Jean de Parfondrieu apparaît comme clerc, secrétaire de la Cité en 1368. Il exerçait encore cette fonction en 1375, au témoignage du chroniqueur de 1403, qui le qualifie d’homme sage et éloquent. Comme secrétaire du tribunal des XII, il doit avoir succédé à Goffin de Hemricourt, nommé le premier à cet office, et avoir précédé Jacques de Hemricourt, lui-même, qui en était investi en 1384.(Source : Sylv. BALAU, chanoine (1913) : Chroniques liégeoises, vol. 2, pp 203 et 206) ;

     Le dernier extrait, datant de 1349,  est à mettre en relation avec tous les précédents. On ne peut préciser avec certitude à qui fait référence ce Jean de Parfonriwe. Il doit s'agir du frère aîné d'Aely. On y découvre l'octroi de l'exploitation de la houille et du charbon qui doit probablement se situer à proximité du lieu de démarrage de l'extraction en 1333 à Berleur, au vu du nom qui est associé à son beau-frère.  N'étant pas parvenu à préciser l'emplacement de cette " voie de Riwalpont ", on ne dispose que de ce renseignement pour le supposer.

29 mars 1349 : Le chapitre de Saint-Lambert concède à Baudouin del Berleur et à Jean de Parfonriwe, son soroige6, les ouvrages de houille et de charbon « delle grande voine condist de Riwalpont…. » (Source : HAYEZ F. : Cartulaire de l'église Saint-Lambert de Liège, Vol. 6, p. 100, note 524 en bas de page; 1933)

    On peut penser que c'est cette lignée, issue d'Aely de Parfondry, qui s'est perpétuée principalement dans les environs de Liège en continuant à exploiter le sol et le sous-sol.  Deux de ses fils sont décédés sans héritiers. Outre Jean qui était secrétaire du tribunal des XII lignages, il y avait Baudouin qui exerçait le métier non moins important de cangeur7. Ce métier exercé par une famille locale est en soi une confirmation de la faible présence prise par les banquiers lombards à Liège à une période où ils jouissaient d'une grande influence dans les contrées avoisinantes8. Quant à sa fille ainée, Marie de Parfondrieu, elle s'est mariée avec Guillaume d'Abée dont la descendance porte ce dernier nom. De là à conclure que la descendance d'Ameil de Parfondrieu, le quatrième enfant, est à mettre en relation avec le Baron Jacques de Parfondry au début du XIXème siècle, dont la lignée ascendante est attestée à partir de 1600 (voir article : Les Parfondry ont bien eu une particule), il y a un creux de deux siècles qu'aucun généalogiste ne comblera aussi facilement. Toutefois, avec la mention de l'extrait suivant, se rapportant à cette famille de Parfondry, on peut envisager, avec une certaine ouverture d'esprit, la continuité in tempore de la lignée. 

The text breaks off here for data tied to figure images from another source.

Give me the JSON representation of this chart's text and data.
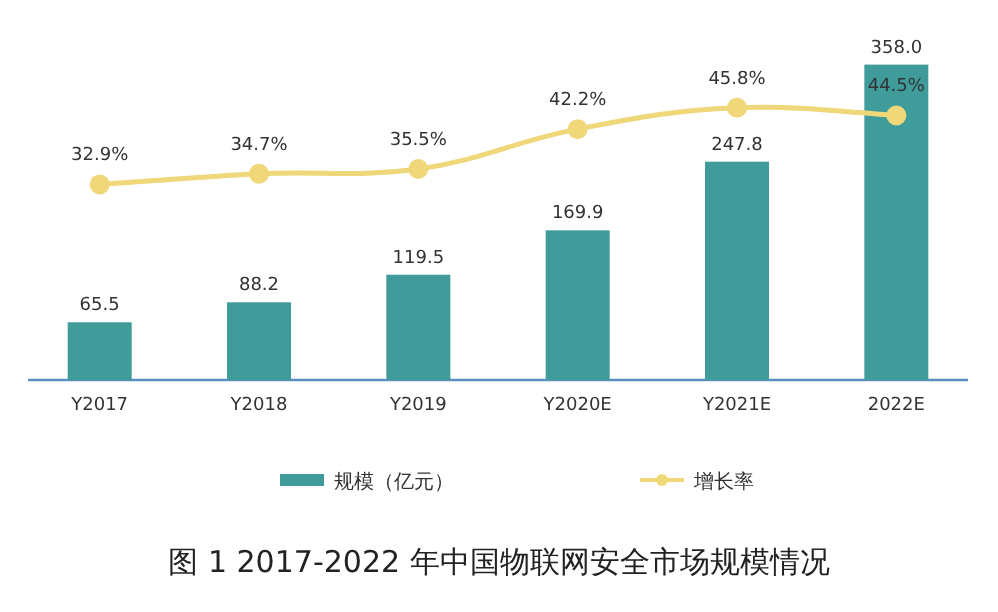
{
  "chart_data": {
    "type": "bar",
    "title": "图 1 2017-2022 年中国物联网安全市场规模情况",
    "categories": [
      "Y2017",
      "Y2018",
      "Y2019",
      "Y2020E",
      "Y2021E",
      "2022E"
    ],
    "series": [
      {
        "name": "规模（亿元）",
        "color": "#3f9c9a",
        "values": [
          65.5,
          88.2,
          119.5,
          169.9,
          247.8,
          358.0
        ],
        "value_labels": [
          "65.5",
          "88.2",
          "119.5",
          "169.9",
          "247.8",
          "358.0"
        ]
      },
      {
        "name": "增长率",
        "type": "line",
        "axis": "y2",
        "color": "#f0d77a",
        "values": [
          32.9,
          34.7,
          35.5,
          42.2,
          45.8,
          44.5
        ],
        "value_labels": [
          "32.9%",
          "34.7%",
          "35.5%",
          "42.2%",
          "45.8%",
          "44.5%"
        ]
      }
    ],
    "marker": "circle",
    "legend": "bottom"
  }
}
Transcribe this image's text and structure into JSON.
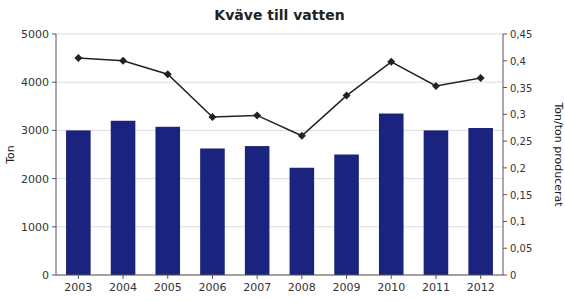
{
  "chart_data": {
    "type": "bar",
    "title": "Kväve till vatten",
    "categories": [
      "2003",
      "2004",
      "2005",
      "2006",
      "2007",
      "2008",
      "2009",
      "2010",
      "2011",
      "2012"
    ],
    "series": [
      {
        "type": "bar",
        "color": "#1a237e",
        "values": [
          3000,
          3200,
          3075,
          2625,
          2675,
          2225,
          2500,
          3350,
          3000,
          3050
        ]
      },
      {
        "type": "line",
        "axis": "y2",
        "color": "#222222",
        "marker": "diamond",
        "values": [
          0.405,
          0.4,
          0.375,
          0.295,
          0.298,
          0.26,
          0.335,
          0.398,
          0.353,
          0.368
        ]
      }
    ],
    "ylabel": "Ton",
    "y2label": "Ton/ton producerat",
    "ylim": [
      0,
      5000
    ],
    "yticks": [
      0,
      1000,
      2000,
      3000,
      4000,
      5000
    ],
    "y2lim": [
      0,
      0.45
    ],
    "y2ticks": [
      0,
      {
        "value": 0.05,
        "label": "0,05"
      },
      {
        "value": 0.1,
        "label": "0,1"
      },
      {
        "value": 0.15,
        "label": "0,15"
      },
      {
        "value": 0.2,
        "label": "0,2"
      },
      {
        "value": 0.25,
        "label": "0,25"
      },
      {
        "value": 0.3,
        "label": "0,3"
      },
      {
        "value": 0.35,
        "label": "0,35"
      },
      {
        "value": 0.4,
        "label": "0,4"
      },
      {
        "value": 0.45,
        "label": "0,45"
      }
    ],
    "grid": true
  }
}
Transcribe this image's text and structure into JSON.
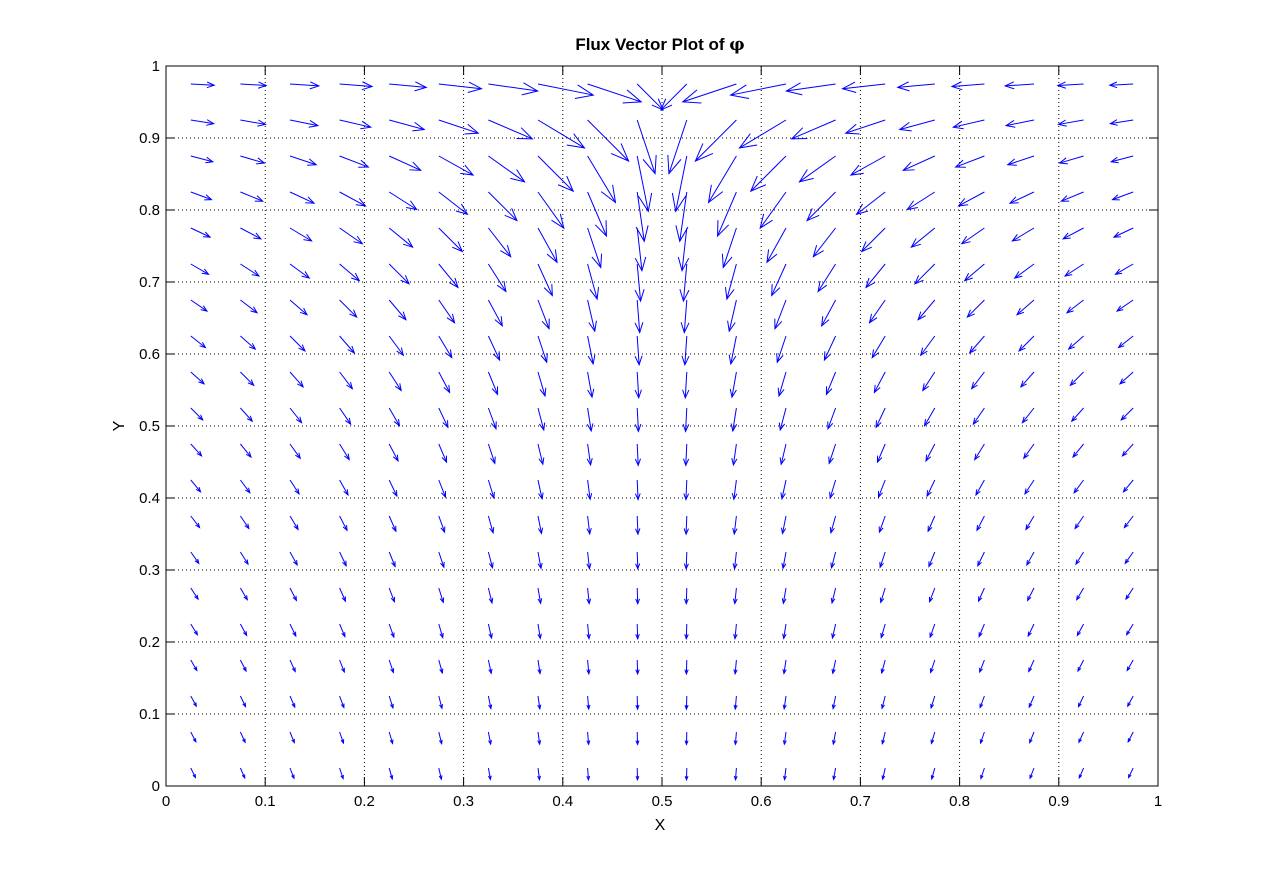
{
  "chart_data": {
    "type": "quiver",
    "title": "Flux Vector Plot of",
    "title_symbol": "φ",
    "xlabel": "X",
    "ylabel": "Y",
    "xlim": [
      0,
      1
    ],
    "ylim": [
      0,
      1
    ],
    "xticks": [
      "0",
      "0.1",
      "0.2",
      "0.3",
      "0.4",
      "0.5",
      "0.6",
      "0.7",
      "0.8",
      "0.9",
      "1"
    ],
    "yticks": [
      "0",
      "0.1",
      "0.2",
      "0.3",
      "0.4",
      "0.5",
      "0.6",
      "0.7",
      "0.8",
      "0.9",
      "1"
    ],
    "grid": true,
    "grid_style": "dotted",
    "arrow_color": "#0000ff",
    "field": {
      "description_source": "grid of arrows sampled at x,y = 0.025 + 0.05*k (k = 0..19); arrows point from source at (0.5, 1) on top edge",
      "x_samples": [
        0.025,
        0.075,
        0.125,
        0.175,
        0.225,
        0.275,
        0.325,
        0.375,
        0.425,
        0.475,
        0.525,
        0.575,
        0.625,
        0.675,
        0.725,
        0.775,
        0.825,
        0.875,
        0.925,
        0.975
      ],
      "y_samples": [
        0.025,
        0.075,
        0.125,
        0.175,
        0.225,
        0.275,
        0.325,
        0.375,
        0.425,
        0.475,
        0.525,
        0.575,
        0.625,
        0.675,
        0.725,
        0.775,
        0.825,
        0.875,
        0.925,
        0.975
      ]
    }
  }
}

 " ...qu' après avoir subi les grands bouleversements dès le 15ème siècle, cette famille aurait été de nouveau à la base de l'industrie dans le courant du 19ème siècle. Leur blason aurait été rendu plus moderne par la suite"  (source, THIRY L. :Histoire ancienne de la Seigneurie et Commune d'Aywaille, 1ère édition, Tome II, 1936),

      L'allusion dans ce texte au XVème siècle, fait implicitement référence à l'occupation de la Principauté de Liège par le duc de Bourgogne, Charles le Téméraire, entre 1467 et 1477. Durant cette période, il mit à sac la ville de Liège (incendiée pendant 7 semaines), organisa le pillage de la Hesbaye et la destruction de toutes les forges dans la région de Franchimont9, avant de décéder à la bataille de Nancy en 1477 devant l'armée lorraine et les Confédérés suisses10 Une réorganisation profonde de la société liégeoise en résulta. On retrouvera peu après des personnes portant ce patronyme, ayant migré vers la ville de Huy, et occupant des fonctions officielles. Le Moyen âge se terminait également aussi en 1492 dans la Principauté de Liège.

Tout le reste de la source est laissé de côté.